Differential expression analysis in a short gene list

0

Entering edit mode

3 months ago

yixinzeng • 0

Hello, I've recently encountered a problem. I have a short gene set of interest, consisting of about a dozen genes. I'm interested in exploring the differential gene expression within this gene set between two types of samples. Here are my questions:

Should I perform a full differential expression analysis (for example, using DESeq2), and then filter the results based on the gene set? Or should I first filter the target genes from the counts matrices, and then proceed with the subsequent statistical analysis? (I guess that performing statistical tests on a small part of the gene set would obviously yield better results than performing statistical tests on the entire gene set.)
If it's the latter, what statistical method should I use? Are workflows like DESeq2 still applicable?

differential-expression DESeq2 RNA-seq • 510 views

ADD COMMENT • link 3 months ago by yixinzeng • 0

score 4 · Accepted Answer · 2024-01-08

4

Entering edit mode

3 months ago

i.sudbery 19k

In these sorts of cases, I recommned running DESeq2 on the full transcriptome, as it will enable better normalisation and better gene information sharing in dispersion estimates.

Once the analysis is run on the full transcriptome, I would then subset to your genelist of interest and recalculate the FDRs to account for the smaller geneset:

deseq_results <- as.data.frame(deseq_results) %>%
    rowname_to_column("gene_id") %>%
    filter(gene_id %in% list_of_ids) %>%
    mutate(padj = p.adjust(pvalue, method="BH")

ADD COMMENT • link 3 months ago by i.sudbery 19k

0

Entering edit mode

Thank you for your detailed answer! But I'm still worried about multiple testing correction.

Considering the impact of type I error, if I first normalize, then subset my matrices and perform a simple statistical test like a t-test, this would involve far fewer statistical tests than running on the full transcriptome. Is this feasible, and would it be more effective than running on the full transcriptome?

In general, I am only interested in a small part of the whole genes. Is it really necessary to run on the full transcriptome? Would this introduce more errors?

ADD REPLY • link 3 months ago by yixinzeng • 0

1

Entering edit mode

If you're going to perform normalization like FPKM, TPM and differential analysis by wilcoxon-test or t-test, I think it's ok to run on your interested gene list. But if you want to use DESeq2, you'd better perform it on the whole transciptome.

DESeq2 make use of genes with median experssion level for normalization. Assuming the abundance of most genes are similar among all samples, these genes can represent housekeeping genes or genes with median experssion level. If you perform it within the interested gene set, this assumption may not hold.
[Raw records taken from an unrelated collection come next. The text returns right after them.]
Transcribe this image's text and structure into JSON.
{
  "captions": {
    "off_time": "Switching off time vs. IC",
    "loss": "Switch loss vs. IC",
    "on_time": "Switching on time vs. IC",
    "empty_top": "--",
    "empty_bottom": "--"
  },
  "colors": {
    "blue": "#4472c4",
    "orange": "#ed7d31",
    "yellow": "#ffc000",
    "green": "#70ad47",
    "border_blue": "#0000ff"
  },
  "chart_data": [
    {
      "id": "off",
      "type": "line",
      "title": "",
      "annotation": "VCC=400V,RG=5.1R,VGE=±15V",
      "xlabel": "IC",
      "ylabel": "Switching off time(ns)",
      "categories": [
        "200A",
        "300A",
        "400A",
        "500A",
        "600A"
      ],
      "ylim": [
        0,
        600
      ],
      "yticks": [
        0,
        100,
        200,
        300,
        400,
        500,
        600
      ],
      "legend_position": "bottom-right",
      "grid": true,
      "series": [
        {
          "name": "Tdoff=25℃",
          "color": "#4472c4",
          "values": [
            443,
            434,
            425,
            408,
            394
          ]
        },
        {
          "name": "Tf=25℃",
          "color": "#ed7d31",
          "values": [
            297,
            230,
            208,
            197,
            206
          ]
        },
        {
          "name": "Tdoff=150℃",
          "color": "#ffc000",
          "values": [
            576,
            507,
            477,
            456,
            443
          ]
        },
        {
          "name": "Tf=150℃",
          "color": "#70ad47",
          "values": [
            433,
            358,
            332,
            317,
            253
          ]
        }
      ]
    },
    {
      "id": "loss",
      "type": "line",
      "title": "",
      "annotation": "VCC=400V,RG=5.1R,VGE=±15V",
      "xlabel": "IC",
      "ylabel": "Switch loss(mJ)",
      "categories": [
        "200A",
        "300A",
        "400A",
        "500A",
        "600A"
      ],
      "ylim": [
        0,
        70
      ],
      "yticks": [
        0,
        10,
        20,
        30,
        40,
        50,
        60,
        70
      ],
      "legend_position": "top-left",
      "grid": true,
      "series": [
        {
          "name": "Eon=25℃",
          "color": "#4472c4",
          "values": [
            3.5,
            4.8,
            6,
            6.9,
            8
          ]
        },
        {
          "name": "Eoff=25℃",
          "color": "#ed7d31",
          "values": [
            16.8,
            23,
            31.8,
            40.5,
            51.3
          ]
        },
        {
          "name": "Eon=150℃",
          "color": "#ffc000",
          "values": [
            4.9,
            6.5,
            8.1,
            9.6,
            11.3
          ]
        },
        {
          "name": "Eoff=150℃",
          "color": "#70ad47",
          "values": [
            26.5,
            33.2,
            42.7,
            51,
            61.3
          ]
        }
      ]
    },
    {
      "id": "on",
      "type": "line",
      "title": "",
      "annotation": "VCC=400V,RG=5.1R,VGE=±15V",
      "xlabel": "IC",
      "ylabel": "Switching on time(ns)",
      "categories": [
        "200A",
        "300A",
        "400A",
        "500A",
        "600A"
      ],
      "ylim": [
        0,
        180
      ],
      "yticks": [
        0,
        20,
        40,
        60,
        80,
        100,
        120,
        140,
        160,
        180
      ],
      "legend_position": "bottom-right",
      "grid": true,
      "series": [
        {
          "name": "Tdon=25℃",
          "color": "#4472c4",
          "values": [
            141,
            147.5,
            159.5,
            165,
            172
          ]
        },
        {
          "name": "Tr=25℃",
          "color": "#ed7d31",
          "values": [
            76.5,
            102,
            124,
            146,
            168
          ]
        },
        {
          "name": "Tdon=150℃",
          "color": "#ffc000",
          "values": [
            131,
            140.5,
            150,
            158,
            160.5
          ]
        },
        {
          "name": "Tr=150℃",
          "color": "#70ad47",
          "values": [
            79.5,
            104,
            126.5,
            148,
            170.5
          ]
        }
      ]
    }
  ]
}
ADD REPLY • link 3 months ago by zau saa ▴ 120

0

Entering edit mode

Thank you very much!

ADD REPLY • link 3 months ago by yixinzeng • 0

1

Entering edit mode

No, the full transcriptome gives you much more power to do the normalisation and dispersion estimation accurately. Also, t-test is not valid on count data.

But you shouldn't we worried about multiple testing correction, because the idea of the code above is that if you have a gene list of 100 genes, you run a full 20,000 tests, but then, because you only ever look at 100 of them, you adjust the multiple testing correction as if you had only ever done 100 tests. This is valid because you throw the other 19,900 tests out without looking at them.